Quality Assured Goals

A look at QA at Doximity

Jun 21, 2018 | Andrew Cooke

Quality Assurance is somewhat of an unsung hero in the tech world. It’s also something that everyone has a little experience with.

When you first learn to write, you are told to write a first draft and have someone else look at it for you. When they proofread it and hand it back to you with suggestions or notes, that’s QA. If you ask someone to check your work in math class, that’s QA. You are asking someone to assure you of the quality of your work, hence Quality Assurance. Doximity constantly reminds me of how important the job of a QA Engineer is -- and how valued each one of us is. Working at Doximity has helped me to identify three major goals for a QA Engineer to always strive for.

My first goal as a QA Engineer is to break everything I possibly can.

That’s the rule I personally live by when I’m testing a new project. Sure, navigating the easy path where everything works is necessary, but if that was all that was needed, then there would be no need for QA. The best part about it is sitting down with a new pull request (the actual code I deploy to a testing environment) and just banging away at it with a hammer, figuratively of course. Pretty soon the bugs start to appear and I have a list of issues to report to the developer. This is not limited just to new projects. This first goal is also a part of exploratory testing. If I have a few minutes in between projects, or even when I have free time on the weekends, I will hunt for bugs on our website and note any down.

Even if they look minor, I will always make a note of the issues and bring them to the Engineering team as soon as I can.

When I first started working in QA at Doximity, I was worried I was wasting someone’s time when I brought them every bug I found. During my first year, an engineer and I were working with an old version of Internet Explorer. This version was no longer supported by Microsoft, but quite a few of our users continued to use it. I came to the engineer I was working with a list of bugs I found performing common tasks on our website. The engineer, who started around the same time as me, was devastated by all of them. He spent quite a few hours resolving each and every one. But I did what I had to do -- break things and show them the shattered pieces afterward!

My second goal as a QA Engineer is to effectively explain how I break everything I possibly can.

What good is it if you go to someone and say, “This is broken” and then walk away? I used to work in a call center on the Help Desk team before I moved to QA. I very quickly learned there that in order to resolve an issue, I needed to know how to recreate it perfectly. Someone would call in or send an email that just said, “It is not working,” and that was it. I had to ask them questions to find out what was broken, how it was broken, and where it was broken. It caused major delays in getting an issue fixed. This is a reason why someone who works on a help desk can make such a great QA Engineer; they know they how important it is to walk someone through the steps they took to reach an issue.

When I go back to the engineers with a list of bugs I found in a new PR (aggregated list of code changes), I give them the exact steps to recreate them. Oftentimes, this goes a long way to show a really weird issue. Having these steps to reproduce a bug helps the engineer identify when and how the issue happened, and helps them pinpoint where it’s happening in the code. This greatly speeds up a fix and helps keep PRs moving towards production. And, believe me, I find a LOT of weird issues in QA -- enough that I have heard the phrase, “Andrew, this will only happen to YOU” more than once.

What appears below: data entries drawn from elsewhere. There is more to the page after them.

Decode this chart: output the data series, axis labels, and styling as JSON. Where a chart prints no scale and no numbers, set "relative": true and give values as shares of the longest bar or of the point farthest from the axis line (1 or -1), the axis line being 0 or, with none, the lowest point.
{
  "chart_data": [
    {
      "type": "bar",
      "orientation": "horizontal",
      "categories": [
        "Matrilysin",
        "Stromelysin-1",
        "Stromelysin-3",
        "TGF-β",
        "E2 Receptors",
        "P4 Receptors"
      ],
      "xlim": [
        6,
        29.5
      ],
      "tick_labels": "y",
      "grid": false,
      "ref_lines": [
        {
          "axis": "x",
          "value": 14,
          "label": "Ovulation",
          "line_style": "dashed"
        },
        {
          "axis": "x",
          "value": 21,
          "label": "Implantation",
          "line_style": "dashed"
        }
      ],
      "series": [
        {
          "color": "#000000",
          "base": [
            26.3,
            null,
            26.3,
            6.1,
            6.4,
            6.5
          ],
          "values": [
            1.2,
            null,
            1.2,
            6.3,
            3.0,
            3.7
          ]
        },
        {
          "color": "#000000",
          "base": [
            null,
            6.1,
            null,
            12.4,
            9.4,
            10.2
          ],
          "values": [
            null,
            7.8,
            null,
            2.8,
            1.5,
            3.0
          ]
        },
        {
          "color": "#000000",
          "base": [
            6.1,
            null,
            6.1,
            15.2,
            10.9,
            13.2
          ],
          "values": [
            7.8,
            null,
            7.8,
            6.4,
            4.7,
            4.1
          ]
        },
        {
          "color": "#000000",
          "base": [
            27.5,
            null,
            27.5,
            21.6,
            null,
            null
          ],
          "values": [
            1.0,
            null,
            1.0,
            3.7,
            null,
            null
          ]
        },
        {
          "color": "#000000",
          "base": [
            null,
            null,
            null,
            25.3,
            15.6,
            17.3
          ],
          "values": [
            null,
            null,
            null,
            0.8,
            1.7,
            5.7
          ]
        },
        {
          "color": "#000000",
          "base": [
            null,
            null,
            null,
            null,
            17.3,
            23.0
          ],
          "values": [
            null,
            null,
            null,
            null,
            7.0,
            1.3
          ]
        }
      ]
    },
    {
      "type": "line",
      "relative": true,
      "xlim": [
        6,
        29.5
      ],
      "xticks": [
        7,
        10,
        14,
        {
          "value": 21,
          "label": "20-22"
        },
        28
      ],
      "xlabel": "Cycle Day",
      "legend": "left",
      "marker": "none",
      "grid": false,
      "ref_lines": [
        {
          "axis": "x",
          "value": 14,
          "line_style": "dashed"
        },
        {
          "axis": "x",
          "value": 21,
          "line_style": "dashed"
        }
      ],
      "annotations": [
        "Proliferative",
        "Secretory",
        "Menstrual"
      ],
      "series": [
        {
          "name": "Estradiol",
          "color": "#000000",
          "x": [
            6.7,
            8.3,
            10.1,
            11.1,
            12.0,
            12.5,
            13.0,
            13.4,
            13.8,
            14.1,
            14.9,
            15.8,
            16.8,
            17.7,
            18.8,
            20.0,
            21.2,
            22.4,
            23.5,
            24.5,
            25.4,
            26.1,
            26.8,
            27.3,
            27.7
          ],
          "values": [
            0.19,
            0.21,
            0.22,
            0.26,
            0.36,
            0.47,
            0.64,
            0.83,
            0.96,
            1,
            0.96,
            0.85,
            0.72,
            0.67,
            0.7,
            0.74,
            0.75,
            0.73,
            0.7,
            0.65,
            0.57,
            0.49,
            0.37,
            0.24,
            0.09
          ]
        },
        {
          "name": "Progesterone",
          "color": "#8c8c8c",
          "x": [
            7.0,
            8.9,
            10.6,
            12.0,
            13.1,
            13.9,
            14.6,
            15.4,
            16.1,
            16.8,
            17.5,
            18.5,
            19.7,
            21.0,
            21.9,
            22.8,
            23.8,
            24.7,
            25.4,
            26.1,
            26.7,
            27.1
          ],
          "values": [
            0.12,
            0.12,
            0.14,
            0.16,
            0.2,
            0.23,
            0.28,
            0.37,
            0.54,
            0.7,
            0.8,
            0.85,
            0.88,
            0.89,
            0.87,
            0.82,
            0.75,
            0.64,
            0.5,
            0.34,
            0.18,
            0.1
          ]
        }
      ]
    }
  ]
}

I have even been jokingly accused of tampering with code with the reason being, “How else could this have happened?” This happens because developing versus testing are two vastly different thought processes. I work with one engineer in particular whose chat log shows the phrase: “Can you come help me reproduce this bug?” in nearly every conversation with me. Even though I take care to document each one, some bugs are still strange enough that he will need to see them happen in real time.

My third and final goal as a QA Engineer is to make sure everything I am testing works

What I mean by this is once I finish all of my testing and have found every bug I think there is (and there are always more), I have to make sure it works.

  • Run through that happy path
  • Go through the one that created all the original bugs
  • See if the new fixes caused new bugs to appear.

Just make sure it all works from every angle I can approach it from before I approve it. Then, finally, let them know it is ready to go! Once deployed, a QA Engineer needs to repeat this third goal one more time, just to make sure everything looks fine on production as well.

And guess what? Even then, you’re going to discover new bugs on production. Just recently, I was working on a new project and found everything was working perfectly. You could navigate from page to page, you could add new colleagues, everything was great. The code was deployed, I was able to add a new user as a colleague, but then I found that if I attempted to visit a profile… I was redirected to the homepage.

I thought to myself, “Surely, I must have clicked on something else by mistake” and repeated the steps multiple times. But, each time I ran into the same result. I immediately contacted the engineer I had been working with and reported the issue to them, and we found another change had gone out not too long before which caused this to happen. Thankfully, my last round of testing identified the issue, and we were able to fix it quickly.

These are just three goals I find very important for a QA Engineer to reach for, and they are the first three I found myself working towards immediately after I started working at Doximity. Even when there is a major change in how I test or there is a process change at the company, these three are still a major part of my personal process. They have greatly assisted me in gaining the trust and respect I have as a key member of the QA team, and they are the three pieces of advice I pass on to others whenever I am asked about my job.